While perhaps not as famous as his contemporaries Ludwig Mies van Der Rohe and Frank Lloyd Wright , Walter Gropius had an equally large influence on modern architecture. The great-nephew of famed German architect Martin Gropius, Walter Gropius studied in Munich and Berlin and began his career in the office of Peter Behrens. Gropius left to start his own firm with Adolf Meyer in 1910. Together they designed the Fagus-Werk Factory, one of the earliest examples of modern architecture. Following World War I, Gropius founded the Bauhaus in Weimar, Germany. The school’s mission was to unify arts and craftsmanship, and its instructors and graduates include a who’s who of 20th-century art and design luminaries, among them Marcel Breuer, Wassily Kandinsky, Paul Klee, Josef Albers, and Mies van der Rohe. Gropius left the Bauhaus in 1928, and in 1937 he moved to the U.S., where he began teaching at the Graduate School of Design at Harvard. The architect, who died in 1969, is remembered for many innovative buildings, including the Bauhaus School in Dessau, Germany, the Gropius House in Massachusetts, Manhattan’s Pan Am Building (now the MetLife Building), and the John F. Kennedy Federal Building in Boston.
The Bauhaus moved from Weimar, Germany, to the town of Dessau in 1925. Gropius’s new school building opened in 1926. The design includes three wings divided by function (workshops, school, and administration) and features a glass curtain wall accentuated by a steel frame. The building, along with the nearby Masters’ Houses, was named to the UNESCO World Heritage list in 1996.
Gropius and the Architects Collaborative, the firm he founded in 1954 after immigrating to the U.S., received a commission from the government to build a new federal building in Boston in 1961. The modern structure, which is made up of two 26-story towers and a four-story building, was completed in 1966 and dedicated in honor of President John F. Kennedy.
Designed in collaboration with fellow architect Pietro Belluschi and the firm Emery Roth & Sons, Gropius’s highly controversial Pan Am Building (now known as the MetLife building) was completed in 1963. The 58-story octagonal structure towers over Manhattan’s Grand Central Terminal and was constructed using 9,000 precast-concrete panels.

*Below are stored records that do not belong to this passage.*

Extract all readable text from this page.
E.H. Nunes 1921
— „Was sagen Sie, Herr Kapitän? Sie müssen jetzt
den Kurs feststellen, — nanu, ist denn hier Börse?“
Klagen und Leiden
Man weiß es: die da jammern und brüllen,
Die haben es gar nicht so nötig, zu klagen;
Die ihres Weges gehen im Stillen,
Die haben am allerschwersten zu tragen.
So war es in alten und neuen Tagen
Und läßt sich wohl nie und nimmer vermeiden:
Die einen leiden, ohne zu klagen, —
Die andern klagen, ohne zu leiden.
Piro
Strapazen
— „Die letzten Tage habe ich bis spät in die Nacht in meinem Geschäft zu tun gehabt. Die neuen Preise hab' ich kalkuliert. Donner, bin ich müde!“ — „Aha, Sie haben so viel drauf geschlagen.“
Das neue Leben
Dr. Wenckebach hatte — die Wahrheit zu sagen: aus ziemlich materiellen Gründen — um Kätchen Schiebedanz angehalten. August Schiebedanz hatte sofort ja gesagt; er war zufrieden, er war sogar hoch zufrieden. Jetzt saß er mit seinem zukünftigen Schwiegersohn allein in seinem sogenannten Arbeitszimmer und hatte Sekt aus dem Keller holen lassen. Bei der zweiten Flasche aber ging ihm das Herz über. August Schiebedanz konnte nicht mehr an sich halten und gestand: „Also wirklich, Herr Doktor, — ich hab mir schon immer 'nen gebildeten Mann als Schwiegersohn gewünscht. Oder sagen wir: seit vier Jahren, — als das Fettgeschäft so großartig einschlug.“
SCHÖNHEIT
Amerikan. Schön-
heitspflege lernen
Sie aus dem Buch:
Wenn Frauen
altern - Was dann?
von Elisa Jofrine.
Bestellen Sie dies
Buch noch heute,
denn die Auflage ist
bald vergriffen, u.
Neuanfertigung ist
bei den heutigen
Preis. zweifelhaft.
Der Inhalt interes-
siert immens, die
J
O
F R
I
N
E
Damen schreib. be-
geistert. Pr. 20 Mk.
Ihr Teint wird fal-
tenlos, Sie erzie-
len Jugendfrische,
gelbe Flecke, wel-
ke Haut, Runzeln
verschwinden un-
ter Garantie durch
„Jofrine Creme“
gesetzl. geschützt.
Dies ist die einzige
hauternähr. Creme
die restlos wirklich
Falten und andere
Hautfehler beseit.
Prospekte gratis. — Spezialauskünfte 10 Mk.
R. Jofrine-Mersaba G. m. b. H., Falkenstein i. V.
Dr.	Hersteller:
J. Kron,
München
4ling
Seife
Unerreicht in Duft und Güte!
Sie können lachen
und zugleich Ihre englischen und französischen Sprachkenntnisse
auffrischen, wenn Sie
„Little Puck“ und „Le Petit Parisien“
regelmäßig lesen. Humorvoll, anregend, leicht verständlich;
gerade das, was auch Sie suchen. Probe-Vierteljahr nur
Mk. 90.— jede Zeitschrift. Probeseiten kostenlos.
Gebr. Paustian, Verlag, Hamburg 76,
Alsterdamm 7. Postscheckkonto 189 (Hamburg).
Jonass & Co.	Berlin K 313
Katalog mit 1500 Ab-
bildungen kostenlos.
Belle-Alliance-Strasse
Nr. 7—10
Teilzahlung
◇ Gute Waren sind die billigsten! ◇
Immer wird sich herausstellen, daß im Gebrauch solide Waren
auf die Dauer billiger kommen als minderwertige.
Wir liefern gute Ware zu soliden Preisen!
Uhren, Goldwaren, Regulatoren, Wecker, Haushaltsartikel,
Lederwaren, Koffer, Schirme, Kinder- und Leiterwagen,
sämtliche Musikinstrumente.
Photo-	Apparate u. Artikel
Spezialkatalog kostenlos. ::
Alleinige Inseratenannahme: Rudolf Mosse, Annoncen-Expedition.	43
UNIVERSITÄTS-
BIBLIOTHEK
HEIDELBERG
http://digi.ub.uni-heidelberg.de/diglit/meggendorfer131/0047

The Fagus-Werk Factory in Alfeld, Germany, was designed by Gropius and Adolf Meyer in 1911 and is considered one of the earliest examples of modern architecture. The ten-building complex is noted for its glass-and-steel curtain walls and support-free corner windows and was named a UNESCO World Heritage Site in 2011.
When the architect came to America and began teaching at Harvard in the late 1930s, he built a family home in nearby Lincoln, Massachusetts. Gropius House utilized many of the region’s traditional building materials, mixing them with industrial elements and modern techniques. The home opened as a museum in 1985.
Gropius designed this nine-story housing unit in Berlin as part of 1957’s Interbau exhibition. Fifty-three architects from around the world, including Oscar Niemeyer and Arne Jacobsen, contributed to the complex in the Hansa neighborhood, which was billed as “a city of tomorrow.”
The architect’s initial design for the Bauhaus Archive was set in the German town of Darmstadt; following his death, however, it was built (with adjustments by architect Hans Bandel and Gropius’s former student Alex Cvijanovic) in Berlin. The structure houses artifacts from the school and works by students and teachers. The building begins renovations next year in preparation for the 100th anniversary of the Bauhaus in 2019.